3) On the community front: I recommend that you send a letter or postcard to a friend. I push handwritten material and paper-based communication as rule, but it’s true getting a physical note from someone can carry a lot more weight than a digital one. Alternatively, write a letter to a woman or person of color whom you admire. I got this idea from this calligrapher’s “Dear Women” notecard campaign, which you can totally participate in—but you don’t need to buy special cards, you can just send a heartfelt missive to anyone you like, to let them know why you like them. We could all use some encouragement these days.
I’ve waxed poetic about Patti Smith often enough before, so I’ll keep this brief. M Train is great. And I’m pleased by how closely her habits of being alone, visiting graves and binging detective shows mirror my own. Kindred spirits are wonderful to discover, even by the proxy of a book.
"While feminism is now often explicitly part of the narrative for some of today’s women musicians (and Patti rarely, if ever, addressed feminism explicitly), I worry that now the bar has risen in terms of the women we listen to on the topic of women’s places in the world. Now, it’s not enough to talk about women without being a polished, beautiful, fabulous woman yourself. Now, you can be smart and pretty at the same time, and so we require both, and just being smart won’t cut it anymore. There’s nothing inherently wrong about being polished, beautiful or fabulous, whether individually or all at the same time. But, well, I rarely achieve any of that, at any time. I find myself yearning more and more for the examples that speak to my reality. Where is the music of the woman who isn’t perfectly packaged?”
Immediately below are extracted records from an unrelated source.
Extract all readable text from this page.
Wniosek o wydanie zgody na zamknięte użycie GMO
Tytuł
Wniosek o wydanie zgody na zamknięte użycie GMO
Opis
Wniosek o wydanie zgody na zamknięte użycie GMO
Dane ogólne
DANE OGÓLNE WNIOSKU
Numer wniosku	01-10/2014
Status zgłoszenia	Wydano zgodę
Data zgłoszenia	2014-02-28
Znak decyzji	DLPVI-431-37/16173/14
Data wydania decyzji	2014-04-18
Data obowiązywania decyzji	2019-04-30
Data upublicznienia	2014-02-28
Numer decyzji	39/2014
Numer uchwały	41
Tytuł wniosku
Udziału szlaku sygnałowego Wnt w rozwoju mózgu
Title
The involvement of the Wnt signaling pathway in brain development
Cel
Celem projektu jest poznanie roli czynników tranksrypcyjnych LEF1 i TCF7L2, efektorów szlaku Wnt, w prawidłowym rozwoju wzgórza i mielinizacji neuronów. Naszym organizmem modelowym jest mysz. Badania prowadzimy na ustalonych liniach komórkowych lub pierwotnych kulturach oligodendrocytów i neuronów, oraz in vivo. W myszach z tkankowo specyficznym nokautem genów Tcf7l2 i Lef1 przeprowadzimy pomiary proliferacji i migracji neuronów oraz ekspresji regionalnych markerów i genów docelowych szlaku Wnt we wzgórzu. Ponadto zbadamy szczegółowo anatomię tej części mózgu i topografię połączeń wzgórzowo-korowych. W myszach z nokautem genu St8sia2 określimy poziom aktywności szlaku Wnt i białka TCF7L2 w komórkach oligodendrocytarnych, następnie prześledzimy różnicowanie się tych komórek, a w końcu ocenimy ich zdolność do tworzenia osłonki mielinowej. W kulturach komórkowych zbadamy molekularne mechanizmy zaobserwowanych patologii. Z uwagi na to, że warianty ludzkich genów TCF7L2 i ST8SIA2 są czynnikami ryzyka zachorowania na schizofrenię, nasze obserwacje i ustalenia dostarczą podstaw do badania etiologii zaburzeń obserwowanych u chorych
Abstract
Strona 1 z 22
Out of all of the Donors Choose projects I listed on our campaign page, we’ve contributed to funding two. There are three still active. If you’d like to chip in, you can do so over here: donorschoose.org/modernadventuress
Notes in the Margins
On winter, part two.
It’s nearing the end of January and it’s unseasonably warm. When I go out, I leave my gloves in my pockets and my coat is sometimes a layer too heavy. But, for all this, I don’t go out very often. Temperature notwithstanding, it’s the depths of winter and my mind is fixed there.
As if protecting myself preemptively, I have made myself too comfortable. I can stay home to work and so I do. My daughter, claiming more and more independence, can now walk to and from school by herself, and so she does. I get meals and groceries delivered. Winter hardly touches my daily life anymore. But I still feel in hibernation, in stasis. I say, “still,” but the comfort keeps me inert more than anything else.
The cold I set myself against may have had a purpose after all. After a certain point, comfort seems to have little point. And a part of me wants resistance, something to push and poke and inconvenience. Something to overcome.
There’s a lot of weight in whether or not you choose to avoid the cold or move into it.
Tomorrow, I think, I’ll go for a walk. Straight east, which in Chicago leads to Lake Michigan. Past the Lakeshore Trail clogged with runners and bikers is the real lake shore, bolstered by concrete, and the icy wind there will rip away every last excuse for not paying attention to the world around you and, even though it’s uncomfortable, the horizon is wide open.
That’s all for today. Thank you for reading.